Die Frauenquote: 10 von 25 Stimmen sind weiblich, das sind 40 Prozent.
Toothpix - Dear leaders
An die Führer dieser Welt. Wir brauchen euch eigentlich nicht mehr.
Wait for the B-side, it's better - Wie hat die Börse reagiert?
Ein 16-jähriges Paar, das sich und uns die Frage stellt, warum mittlerweile bei eigentlich allen Nachrichten zunächst die Börsenreaktion besprochen wird.
Wosisig - Erwin
Erwin? Welcher Erwin?
Blonder Engel - Und i woat
Ein Lied für die Bundesbahn. Das kommt an. Oder nicht?
Comedian Feminists - Cross boarder leasen
Zehn Frauen im Chor gegen eine der seltsamsten Finanzierungskonstruktionen überhaupt.
Half Past Whatever - Little peace song
Pathetischer Protestpop von den Brandwagen-ContestgewinnerInnen 2011.
Sieben der Formationen waren schon einmal unter den Top-25, drei davon sogar schon unter den besten zehn, zwei weitere haben schon einmal teilgenommen, unzählige WiederholungstäterInnen konnten sich heuer nicht durchsetzen.
Rafiq Varind, Johnny Draztic, Godsfather, Corsi, EDC, MTH, Mike4life, Rom_EMP, Lydiah - Tears of the sun (produced by Pianoholic)
Die ewig ungelösten Konflikte zwischen First und Third World auf Deutsch, Englisch, Französisch, Swahili und Zulu.
Eduardo Marmelado - 90 Jahre Burgenland
Für die, die es noch nicht wissen: Österreich ist aufgeteilt, und wer was werden will, muss sich bekennen. Momentan zeitlos.
Aleister Charme - Bitte Biene
Wie war das nochmal mit den Bienen? Wir schicken sie in den Krieg. Wenn es doch nur Killerdelphine wären.
There Is Something To Be Learned - Alles, alles
Kritik an der Widersprüchlichkeit der Weltverbesserer.
Bettina Schipp - Globaler Einkaufswagen
Straighte Konsumkritik.
Frederick - Bärenlied
Für die einen eine wunderschöne Metapher im Tierreich, für andere ein Lied für kleine Kinder. Was meint ihr?
Max Schabl - Ritalin
Das wird die Science Busters nicht freuen, aber mal echt: Da ist etwas dran.
hirschl - Wernhartsgrub
Die Ex-SchülerInnenband, die keine sein möchte, stellt sich gegen den Dorfverband. Die wollen dort raus. Wirklich.
Finn Moustache - Wer sich umdreht
Finn fragt sich, was aus der Revolution geworden ist. Wie oft müssen wir noch aufwachen?

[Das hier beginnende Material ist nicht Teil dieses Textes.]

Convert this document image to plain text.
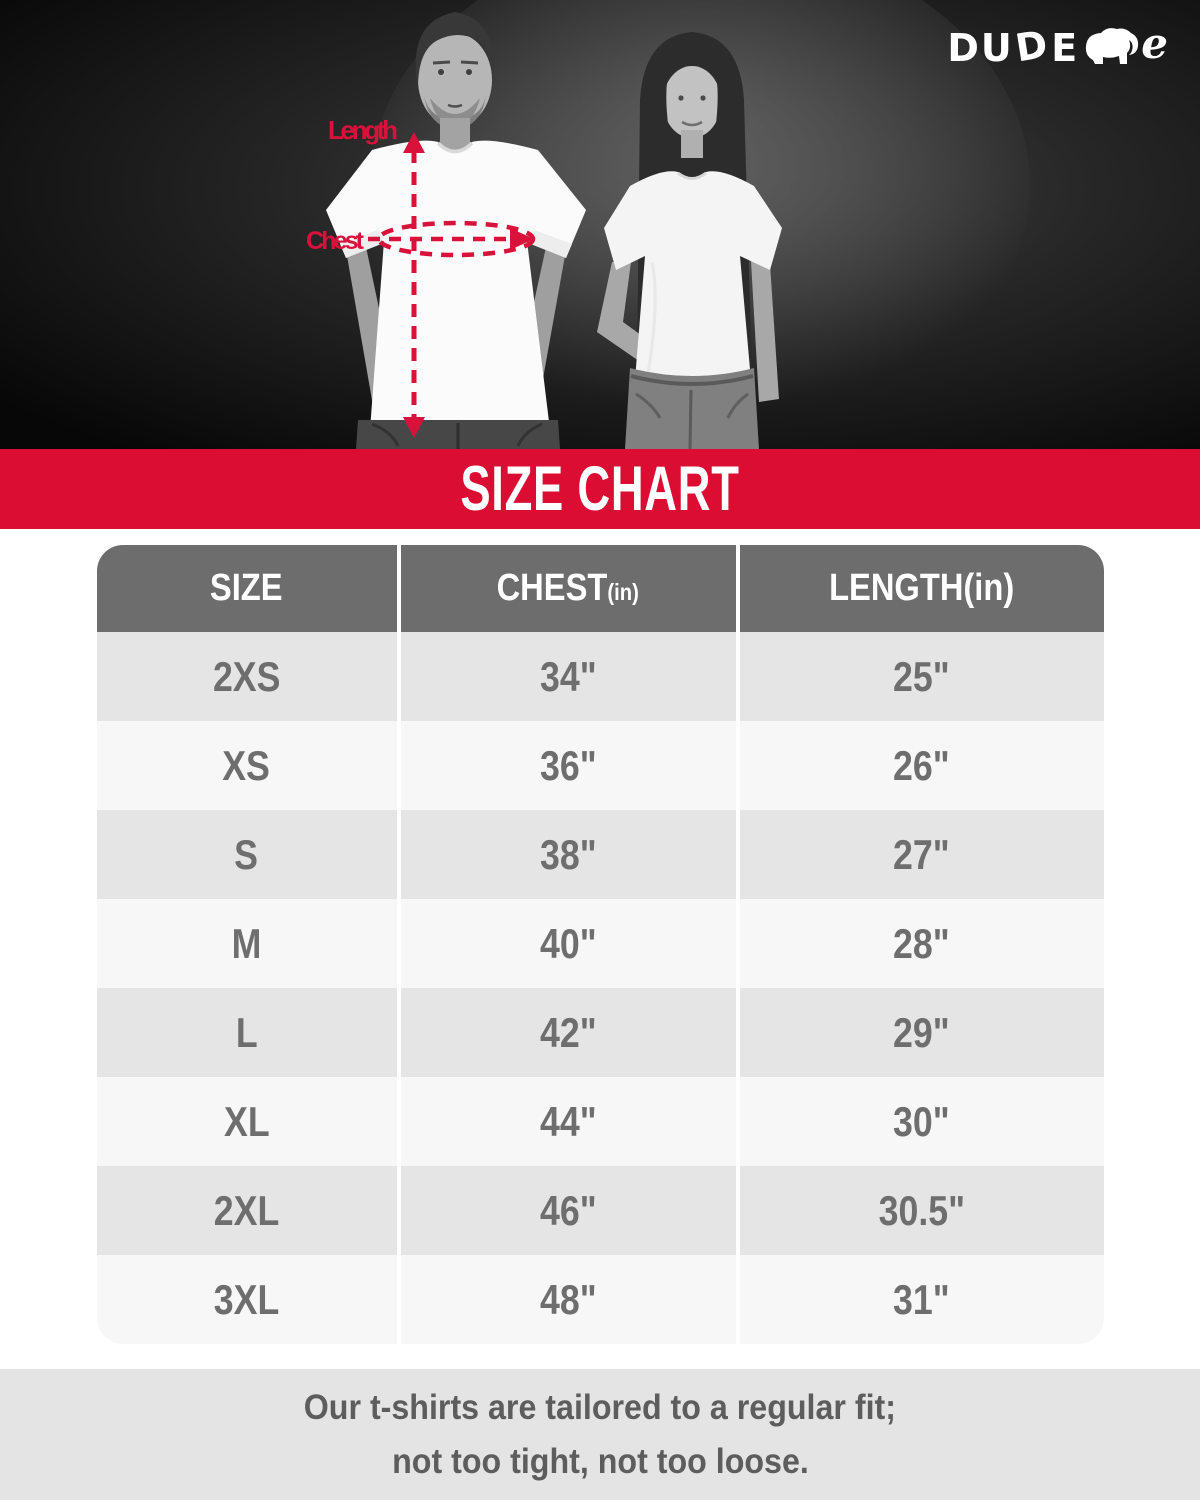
Length
Chest
DU
D E e
SIZE CHART
SIZE	CHEST(in)	LENGTH(in)
2XS	34"	25"
XS	36"	26"
S	38"	27"
M	40"	28"
L	42"	29"
XL	44"	30"
2XL	46"	30.5"
3XL	48"	31"
Our t-shirts are tailored to a regular fit;
not too tight, not too loose.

Yasmo & Miss Lead - Fuck the academy
Die beiden sind wahrscheinlich eine Person, das macht den Anti-Oscar-Song aber nur noch bemerkenswerter. Ganz großes Rap-Kino.
Gregor Fröhlich und die Krisenstimmung - Rate me
Das alljährliche Nirvana-Cover. Gegen Tripple-A, die Leistungsgesellschaft und vielleicht auch gegen den Protestsongcontest. Nachtrag: Ich erfahre gerade, pauT hat seine Zündlerhände im Spiel.
Hans und Anggie - Heissgeliebtes Nordkorea
Ein Loblied auf den großen Führer. Es bleibt die Frage, wie ein Gott sterben kann.
Maria Stern - Occupy Wallstreet
Die Grande Dame des Protestsongcontestes ist zurück. Vergangenes Jahr ist ihr verdrehter Text nicht so gut angekommen, heuer probiert sie es klaren Worten gegen die angebliche Krise.
Die Top-25 treten am 27. Jänner ab 19:30 Uhr beim Halbfinale im Haus der Begegnung Rudolfsheim-Fünfhaus gegeneinander an. Der Eintritt ist frei.
Das Finale gibt es am 12. Februar um 20 Uhr im Wiener Rabenhof Theater, ab 19 Uhr überträgt Radio FM4 live von dort und per Stream gibt es Bild und Ton für alle, die es nicht nach Wien schaffen. Und wer an dem Abend keine Zeit hat: On demand gibt es das alles auch noch danach.